O Ministério da Ecologia defendeu a decisão, assegurando que se tratou de uma “reunificação familiar” supervisionada por guardas florestais e organizações como a Fundação Azara e Güirá Oga. No entanto, reconheceu que “não é possível determinar com certeza a situação atual dos filhotes”.

Pará, uma sobrevivente
A história de Pará já estava marcada pela violência: em 2023 foi vítima de caça ilegal, perdeu um olho e sofreu impactos de chumbos. Por isso foi colocado um colar satelital que ainda permite monitorar seus movimentos.
Atualmente, ela continua no Parque Esmeralda, mas seu estado e o destino de seus filhotes continuam incertos.
Papel ecológico da onça-pintada
A conservação da onça-pintada em Misiones é fundamental para o equilíbrio da Mata Atlântica:
- Predador de topo: regula populações de herbívoros e evita o sobrepastoreio.

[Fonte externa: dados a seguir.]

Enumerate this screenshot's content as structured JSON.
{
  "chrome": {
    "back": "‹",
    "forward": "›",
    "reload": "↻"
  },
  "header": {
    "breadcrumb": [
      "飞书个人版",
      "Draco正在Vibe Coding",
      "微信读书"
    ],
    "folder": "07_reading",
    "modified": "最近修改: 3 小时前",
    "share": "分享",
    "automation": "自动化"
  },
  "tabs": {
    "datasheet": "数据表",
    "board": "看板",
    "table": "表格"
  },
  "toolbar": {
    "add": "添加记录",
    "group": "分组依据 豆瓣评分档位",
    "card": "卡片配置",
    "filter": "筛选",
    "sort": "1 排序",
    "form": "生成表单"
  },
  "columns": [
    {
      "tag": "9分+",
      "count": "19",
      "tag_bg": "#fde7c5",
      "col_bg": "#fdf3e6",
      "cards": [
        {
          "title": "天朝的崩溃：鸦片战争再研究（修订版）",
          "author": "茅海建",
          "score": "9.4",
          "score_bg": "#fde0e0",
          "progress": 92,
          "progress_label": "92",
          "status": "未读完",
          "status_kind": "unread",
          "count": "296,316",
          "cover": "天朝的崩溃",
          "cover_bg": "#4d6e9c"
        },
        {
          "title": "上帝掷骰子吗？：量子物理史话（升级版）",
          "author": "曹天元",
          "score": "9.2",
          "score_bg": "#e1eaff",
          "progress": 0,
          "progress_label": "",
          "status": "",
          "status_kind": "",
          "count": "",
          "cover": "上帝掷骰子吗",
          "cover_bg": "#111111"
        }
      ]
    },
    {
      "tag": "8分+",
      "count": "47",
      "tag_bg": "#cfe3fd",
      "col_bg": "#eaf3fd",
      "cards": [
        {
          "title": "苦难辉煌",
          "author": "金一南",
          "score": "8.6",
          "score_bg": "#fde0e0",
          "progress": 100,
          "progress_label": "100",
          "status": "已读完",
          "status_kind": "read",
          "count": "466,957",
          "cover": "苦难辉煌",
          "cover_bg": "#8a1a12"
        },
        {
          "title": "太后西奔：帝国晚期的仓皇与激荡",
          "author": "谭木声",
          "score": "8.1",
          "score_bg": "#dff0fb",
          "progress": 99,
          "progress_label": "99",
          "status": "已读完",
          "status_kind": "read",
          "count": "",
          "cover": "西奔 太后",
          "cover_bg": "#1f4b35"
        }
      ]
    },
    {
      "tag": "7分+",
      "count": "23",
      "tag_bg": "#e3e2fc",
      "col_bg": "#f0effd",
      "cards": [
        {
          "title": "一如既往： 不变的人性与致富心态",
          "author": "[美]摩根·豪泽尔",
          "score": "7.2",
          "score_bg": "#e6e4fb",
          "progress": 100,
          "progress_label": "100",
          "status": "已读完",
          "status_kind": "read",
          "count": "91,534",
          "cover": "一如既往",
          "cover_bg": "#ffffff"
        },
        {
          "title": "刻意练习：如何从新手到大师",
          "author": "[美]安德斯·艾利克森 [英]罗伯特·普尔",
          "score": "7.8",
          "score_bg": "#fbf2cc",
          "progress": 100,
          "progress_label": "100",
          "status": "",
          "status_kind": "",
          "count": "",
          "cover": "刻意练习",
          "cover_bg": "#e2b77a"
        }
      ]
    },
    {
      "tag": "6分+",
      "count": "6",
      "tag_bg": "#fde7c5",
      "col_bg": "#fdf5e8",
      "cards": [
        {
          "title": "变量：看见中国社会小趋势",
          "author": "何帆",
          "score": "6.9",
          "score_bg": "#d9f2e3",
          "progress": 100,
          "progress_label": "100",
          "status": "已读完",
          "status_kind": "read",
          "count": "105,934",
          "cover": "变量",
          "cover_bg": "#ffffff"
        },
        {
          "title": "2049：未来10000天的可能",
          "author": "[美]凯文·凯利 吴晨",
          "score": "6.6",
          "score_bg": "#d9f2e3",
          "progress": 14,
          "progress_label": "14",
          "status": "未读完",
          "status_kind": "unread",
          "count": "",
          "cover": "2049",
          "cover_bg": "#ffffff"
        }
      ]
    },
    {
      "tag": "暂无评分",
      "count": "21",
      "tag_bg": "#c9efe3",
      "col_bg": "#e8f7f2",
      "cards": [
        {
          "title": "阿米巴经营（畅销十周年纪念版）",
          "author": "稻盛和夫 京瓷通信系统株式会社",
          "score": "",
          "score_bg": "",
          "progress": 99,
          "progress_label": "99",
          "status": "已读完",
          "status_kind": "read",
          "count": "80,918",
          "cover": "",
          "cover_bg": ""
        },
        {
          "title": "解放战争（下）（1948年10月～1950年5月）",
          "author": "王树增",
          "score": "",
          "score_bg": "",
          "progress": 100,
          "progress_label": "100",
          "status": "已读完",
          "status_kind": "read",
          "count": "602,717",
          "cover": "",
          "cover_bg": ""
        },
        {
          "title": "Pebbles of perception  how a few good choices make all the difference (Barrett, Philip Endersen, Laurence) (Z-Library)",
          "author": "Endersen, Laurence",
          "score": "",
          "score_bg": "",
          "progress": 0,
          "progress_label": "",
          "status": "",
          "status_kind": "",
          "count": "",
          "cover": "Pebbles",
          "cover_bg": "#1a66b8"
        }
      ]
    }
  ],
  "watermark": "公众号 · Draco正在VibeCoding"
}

- Espécie guarda-chuva: ao proteger seu habitat, muitas outras espécies são conservadas indiretamente.
- Identidade cultural: mais de 50% dos habitantes de Misiones a consideram o animal mais emblemático da Argentina.
- Conservação in situ: Misiones abriga cerca de 90 indivíduos, sendo essencial criar corredores ecológicos e frear ameaças como a caça ilegal e atropelamentos.
- Benefícios ecossistêmicos: sua presença assegura a saúde das florestas, a regulação climática e o armazenamento de carbono.
Investigação em curso
A Ufima mantém aberta uma investigação federal para determinar se o procedimento foi adequado e esclarecer o destino dos filhotes.
O caso se tornou um símbolo dos desafios que enfrenta a conservação da onça-pintada na Argentina: como compatibilizar a proteção de uma espécie em perigo com a convivência em zonas urbanas e rurais.
O caso de Pará reflete a tensão entre a conservação de espécies emblemáticas e os conflitos com comunidades humanas. A ausência de notícias sobre seus filhotes gera preocupação e críticas, mas também evidencia a necessidade de protocolos mais rigorosos para a translocação de grandes felinos.
Proteger a onça-pintada não significa apenas salvar um animal, mas também preservar a biodiversidade e a identidade cultural de Misiones.